10 A method as claimed in any preceding claim, wherein said phosphate is selected from one or more of : sodium phosphates, such as sodium monophosphate; potassium phosphates, such as tetrapotassium pyrophosphate and monopotassium phosphate; and ammonium phosphates, such as monoammonium phosphate.
11 A method as claimed in any preceding claim, wherein the amount of phosphate mixed with the binder is 0.01-25% wt phosphate, based on the total weight of the refractory grogg.

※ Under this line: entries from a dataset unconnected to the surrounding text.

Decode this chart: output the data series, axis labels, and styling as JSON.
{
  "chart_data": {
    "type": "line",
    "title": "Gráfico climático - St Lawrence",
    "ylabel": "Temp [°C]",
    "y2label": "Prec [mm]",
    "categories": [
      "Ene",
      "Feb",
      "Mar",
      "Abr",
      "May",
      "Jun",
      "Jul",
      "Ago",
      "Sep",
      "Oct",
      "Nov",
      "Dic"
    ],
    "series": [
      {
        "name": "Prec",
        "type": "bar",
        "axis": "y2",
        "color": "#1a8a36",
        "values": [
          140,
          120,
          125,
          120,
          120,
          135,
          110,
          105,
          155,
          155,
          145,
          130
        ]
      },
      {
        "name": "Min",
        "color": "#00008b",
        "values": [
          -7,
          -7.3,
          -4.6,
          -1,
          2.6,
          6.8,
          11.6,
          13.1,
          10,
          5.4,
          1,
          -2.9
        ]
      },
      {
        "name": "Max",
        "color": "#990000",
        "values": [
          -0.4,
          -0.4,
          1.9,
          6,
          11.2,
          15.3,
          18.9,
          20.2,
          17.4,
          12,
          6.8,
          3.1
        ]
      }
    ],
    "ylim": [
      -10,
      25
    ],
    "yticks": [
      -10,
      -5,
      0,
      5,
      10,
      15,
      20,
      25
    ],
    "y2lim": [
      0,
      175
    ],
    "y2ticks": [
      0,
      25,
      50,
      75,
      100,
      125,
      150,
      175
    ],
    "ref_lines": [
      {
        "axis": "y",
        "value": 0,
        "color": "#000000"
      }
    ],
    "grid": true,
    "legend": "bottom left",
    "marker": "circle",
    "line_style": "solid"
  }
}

12 A method as claimed in any preceding claim, wherein the amount of phosphate mixed with the binder is 0. 01-5% wt phosphate, based on the total weight of the refractory grogg.
13 A method as claimed in any preceding claim, wherein said phosphate comprises a phosphate having a pH in the range 10.1-10.6.
14 A method as claimed in claim 13, wherein said phosphate comprises tetrapotassium pyrophosphate.
15 A method as claimed in any preceding claim, wherein said phosphate is added to the sol before mixing with the grog.
16 A method as claimed in any of claims 1-14, wherein said phosphate is added in powder form to the refractory material, prior to mixing with the sol.
17 A method as claimed in any preceding claim, wherein said phosphate comprises 0. 25%-3% wt monosodium phosphate and/or monopotassium phosphate, based on the weight of aggregate.
18 A method as claimed in any preceding claim, wherein said silica sol binder having a pH in the range 10.1-10.6 is provided by adding to a silica sol, having a pH lower than 10. 1, a basic reagant selected from ammonium hydroxide, potassium hydroxide, sodium hydroxide, sodium silicate, sodium aluminate and potassium silicate.
19 A method for making a refractory object, comprising the steps of binding a refractory aggregate into a green shape in accordance with the method of any of claims 1-18, and drying or firing said green shape to form a hardened refractory object.
20 A method as claimed in claim 19, wherein said aggregate is selected from one or more of zircon, zirconia mullite, alumina, alumina silicates, spinel, silicon carbide and silica
21 A refractory object produced in accordance with the method of claim 19 or claim 20.
22 A method of making a cast refractory substantially as hereinbefore described in the Examples.